Die Produktion von spezifischen Antikörpern ist stark abhängig von der Karpfenlinie und deren Empfänglichkeit für T. borreli. So findet bei hochempfänglichen Karpfen keine Produktion von spezifischen Antikörpern statt (WIEGERTJES et al. 1995). SCHARSACK (2001) fand im Serum T. borreli-resistenter Karpfen nach einer Infektion parasitenspezifische Antikörper, während die hochempfänglichen Karpfen keine Antikörperproduktion erkennen ließen.

Die Resistenz von Karpfen gegenüber T. borreli kann durch Immunsuppressiva aufgehoben werden. Setzt man mit Trypanoplasmen infizierte Karpfen radioaktiver Strahlung aus oder appliziert ihnen Hydrocortison, führt dies zu einem starken Anstieg von Parasitämie und Mortalität bei diesen Tieren (STEINHAGEN et al. 1989a).

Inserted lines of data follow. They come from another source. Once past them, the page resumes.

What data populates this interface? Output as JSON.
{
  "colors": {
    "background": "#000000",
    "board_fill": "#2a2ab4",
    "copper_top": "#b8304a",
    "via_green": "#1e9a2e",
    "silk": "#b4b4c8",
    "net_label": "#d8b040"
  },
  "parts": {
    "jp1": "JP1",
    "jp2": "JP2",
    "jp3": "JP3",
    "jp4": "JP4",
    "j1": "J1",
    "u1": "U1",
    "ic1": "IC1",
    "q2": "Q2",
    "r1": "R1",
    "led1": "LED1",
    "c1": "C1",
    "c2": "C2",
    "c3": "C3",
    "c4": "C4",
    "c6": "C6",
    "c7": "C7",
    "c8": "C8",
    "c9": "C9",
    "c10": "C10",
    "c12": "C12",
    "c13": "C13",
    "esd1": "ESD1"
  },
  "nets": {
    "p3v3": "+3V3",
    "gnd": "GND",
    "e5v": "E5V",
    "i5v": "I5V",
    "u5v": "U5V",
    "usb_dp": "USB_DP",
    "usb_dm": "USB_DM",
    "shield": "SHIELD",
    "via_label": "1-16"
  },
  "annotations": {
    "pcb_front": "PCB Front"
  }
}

2.5.6 Diagnose und Behandlung

Die Diagnose wird anhand der klinischen Symptome und des Nachweises von Trypanoplasmen gestellt. Dieser erfolgt in vivo mikroskopisch im Blut und in Quetschpräparaten von Niere oder Milz. Die Blutentnahme gelingt mit einer Glaskapillare am Kiemenbogen, durch Herzpunktion oder Blutentnahme aus den großen caudalen Gefäßen. Die Flagellaten fallen im Blut durch lebhafte, schlängelnde Bewegungen auf. Dabei erscheinen die Trypanoplasmen größer und plumper als die kleineren, lebhafteren Trypanosomen (NOGA 1995; KÖRTING 2000). Für den Nachweis der Antikörper gegen T. borreli steht ein ELISA-Test zur Verfügung (WOO u. POYNTON 1995).

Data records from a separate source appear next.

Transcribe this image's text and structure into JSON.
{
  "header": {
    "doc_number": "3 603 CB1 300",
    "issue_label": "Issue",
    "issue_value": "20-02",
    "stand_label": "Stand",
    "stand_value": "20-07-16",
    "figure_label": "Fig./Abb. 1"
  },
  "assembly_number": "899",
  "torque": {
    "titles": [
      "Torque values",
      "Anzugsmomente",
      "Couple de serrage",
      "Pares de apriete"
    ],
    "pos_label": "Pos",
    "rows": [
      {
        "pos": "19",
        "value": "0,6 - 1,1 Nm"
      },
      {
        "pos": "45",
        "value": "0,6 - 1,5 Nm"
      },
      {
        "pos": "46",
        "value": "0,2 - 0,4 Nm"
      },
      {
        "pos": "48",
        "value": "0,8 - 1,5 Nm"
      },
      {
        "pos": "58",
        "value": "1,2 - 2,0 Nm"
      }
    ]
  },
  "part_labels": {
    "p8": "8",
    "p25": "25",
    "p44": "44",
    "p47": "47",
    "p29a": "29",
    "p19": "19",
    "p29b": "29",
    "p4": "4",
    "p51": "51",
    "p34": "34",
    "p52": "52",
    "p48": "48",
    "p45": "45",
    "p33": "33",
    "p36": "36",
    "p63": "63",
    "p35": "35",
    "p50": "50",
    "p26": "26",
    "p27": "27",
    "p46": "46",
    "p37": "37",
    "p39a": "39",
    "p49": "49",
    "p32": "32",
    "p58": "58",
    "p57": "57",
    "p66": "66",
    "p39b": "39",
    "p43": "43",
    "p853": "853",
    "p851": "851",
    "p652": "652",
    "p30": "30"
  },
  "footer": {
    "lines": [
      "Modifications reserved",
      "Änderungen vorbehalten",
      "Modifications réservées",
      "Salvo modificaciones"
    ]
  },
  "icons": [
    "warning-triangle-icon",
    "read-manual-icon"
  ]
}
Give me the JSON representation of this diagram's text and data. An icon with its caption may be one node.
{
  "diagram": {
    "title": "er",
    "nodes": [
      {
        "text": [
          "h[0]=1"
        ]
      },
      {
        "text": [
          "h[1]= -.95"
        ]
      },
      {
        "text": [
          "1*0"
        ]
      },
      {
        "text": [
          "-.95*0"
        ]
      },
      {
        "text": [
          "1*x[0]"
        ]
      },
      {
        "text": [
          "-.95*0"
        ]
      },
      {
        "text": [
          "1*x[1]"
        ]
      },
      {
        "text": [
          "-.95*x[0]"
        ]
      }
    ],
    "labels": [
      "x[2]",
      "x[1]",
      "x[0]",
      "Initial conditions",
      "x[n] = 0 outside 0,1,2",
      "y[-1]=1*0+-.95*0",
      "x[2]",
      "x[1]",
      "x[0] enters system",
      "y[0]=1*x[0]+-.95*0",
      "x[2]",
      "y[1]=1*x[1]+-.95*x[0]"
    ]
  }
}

Eine direkte und effektive Bekämpfung der Blutflagellaten ist nicht bekannt. Eine Behandlung sollte sich auf die Eliminierung der übertragenden Fischegel konzentrieren (KÖRTING 2000).

3 MATERIAL UND METHODEN

Um Gewebsreaktionen auf Injektion des Flagellaten Trypanoplasma borreli in die Muskulatur genetisch verschiedener Karpfen beobachten zu können, war eine experimentelle Infektion der Tiere im Labor erforderlich.